= Linda Williams Pickle =

American statistician

Linda Williams Pickle (born July 19, 1948) is an American statistician and expert in spatial analysis and data visualization, especially as applied to disease patterns. She worked as a researcher for the National Cancer Institute, for Georgetown University, and for the National Center for Health Statistics before becoming a statistics consultant and adjunct professor of geography and public health services at Pennsylvania State University.

==Education and career==
Pickle was born in Hampton Virginia but grew up in central Maryland. She attended Harford Community College and then transferred to Johns Hopkins University where she majored in quantitative studies. She graduated in their first co-educational class in 1974 with honors (Phi Beta Kappa), and then completed a Ph.D. in biostatistics at Johns Hopkins in 1977.

She worked as a biostatistician at the National Cancer Institute (NCI) from 1977 to 1988, analyzing environmental epidemiology studies and producing the second generation of NCI cancer atlases that included modeled time trend maps. She then served as an adjunct assistant professor and research associate professor of community and family medicine at Georgetown University from 1983 to 1991, where she directed the biostatistics unit of the Vincent T. Lombardi Cancer Research Center from 1988 to 1991.

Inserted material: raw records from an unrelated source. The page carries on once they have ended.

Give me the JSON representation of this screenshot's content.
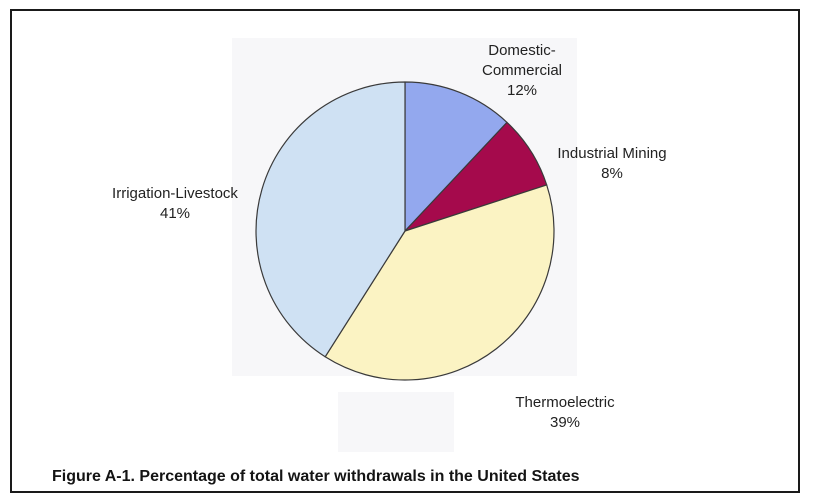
{
  "chart_data": {
    "type": "pie",
    "title": "Figure A-1.  Percentage of total water withdrawals in the United States",
    "slices": [
      {
        "label": "Domestic-Commercial",
        "label_lines": [
          "Domestic-",
          "Commercial"
        ],
        "value": 12,
        "value_label": "12%",
        "color": "#93a8ee"
      },
      {
        "label": "Industrial Mining",
        "label_lines": [
          "Industrial Mining"
        ],
        "value": 8,
        "value_label": "8%",
        "color": "#a50a4c"
      },
      {
        "label": "Thermoelectric",
        "label_lines": [
          "Thermoelectric"
        ],
        "value": 39,
        "value_label": "39%",
        "color": "#fbf3c3"
      },
      {
        "label": "Irrigation-Livestock",
        "label_lines": [
          "Irrigation-Livestock"
        ],
        "value": 41,
        "value_label": "41%",
        "color": "#cfe1f3"
      }
    ],
    "start": "12 o'clock",
    "direction": "clockwise",
    "legend": "none"
  }
}
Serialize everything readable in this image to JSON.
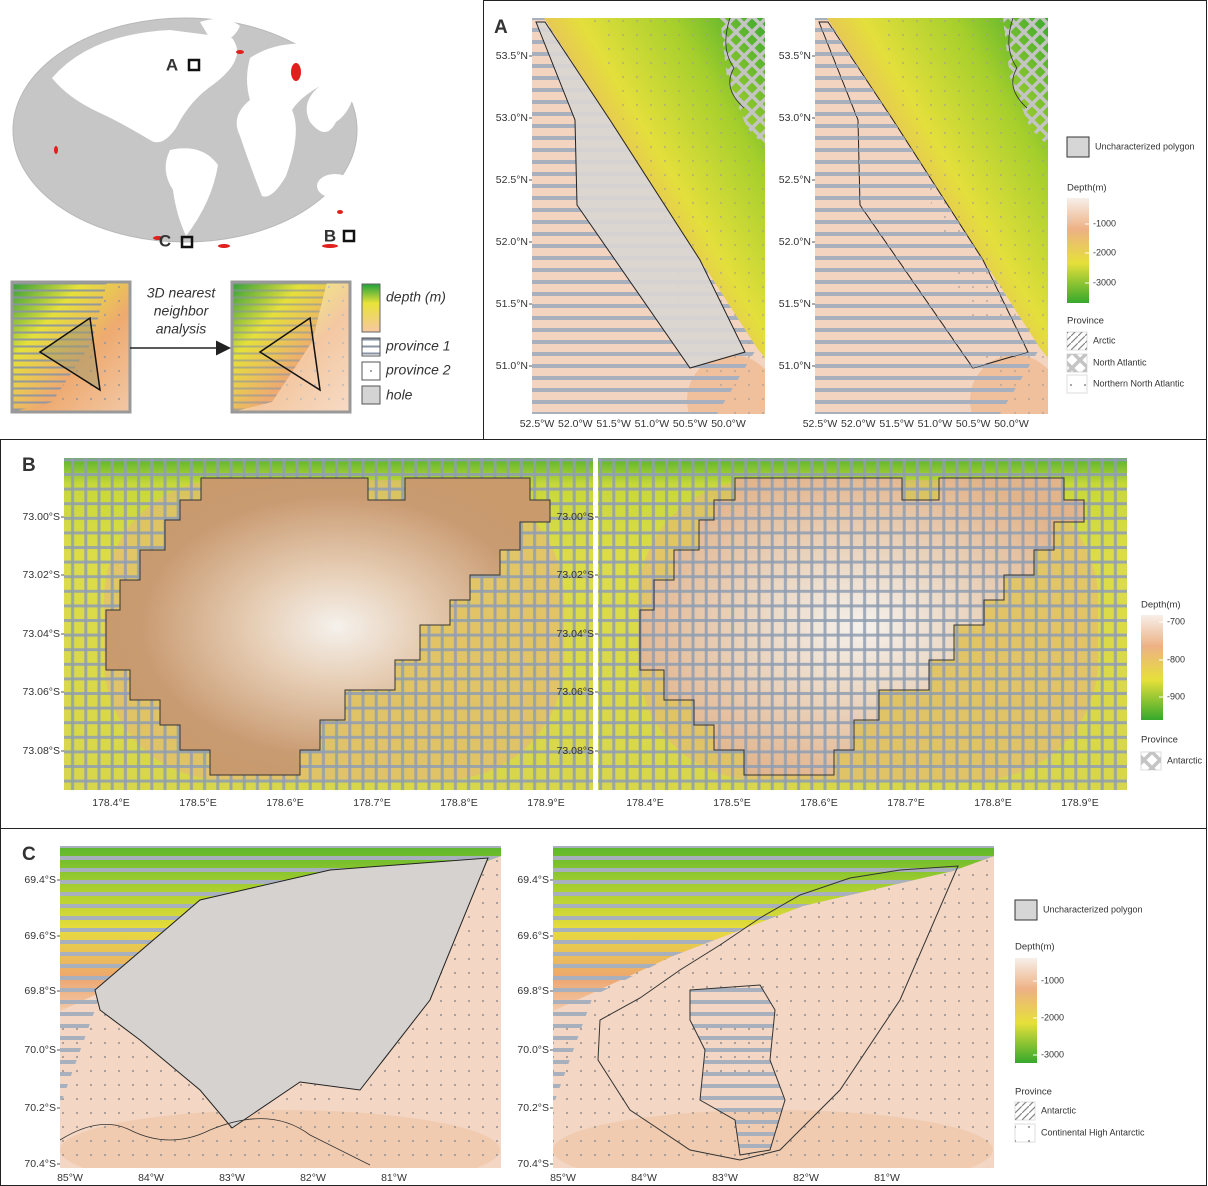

She was a mathematical statistician at the National Center for Health Statistics from 1991 to 1999, and was project director for the center's Atlas of United States Mortality project which included cognitive research into how people read data from maps. She returned to the National Cancer Institute as a senior mathematical statistician from 1999 to 2007, before retiring to become owner and chief statistician of a consulting firm, StatNet Consulting. While at NCI, she started their geographic information systems (GIS) program and developed statistical models to examine spatial patterns of cancer. Her model to predict the number of new cancer cases is used by the American Cancer Society for their annual cancer report.

==Books==
Pickle is lead author of the books Atlas of U.S. Cancer Mortality Among Whites, 1950-1980 (National Cancer Institute, 1987), Atlas of U.S. Cancer Mortality Among Nonwhites, 1950-1980 (National Cancer Institute, 1990), Atlas of United States Mortality (National Center for Health Statistics, 1996) and coauthor of Visualizing Data Patterns with Micromaps with Daniel B. Carr (Chapman & Hall/CRC, 2010). In addition, she has published over 100 articles and numerous book chapters in the medical and statistical literature. Her work has been cited over 11,000 times.

==Recognition==
Pickle's 1996 Atlas received the International Blue Pencil Award for Best Illustrated Book in 1997 from the National Association of Government Communicators and a CDC Health Communications Award the same year. In 1997 she also received the Elijah White Memorial Award from the National Center for Health Statistics. In 2006 she received the ESRI Vision Award for her pioneering work applying GIS to health. Pickle was elected as a Fellow of the American Statistical Association in 2000.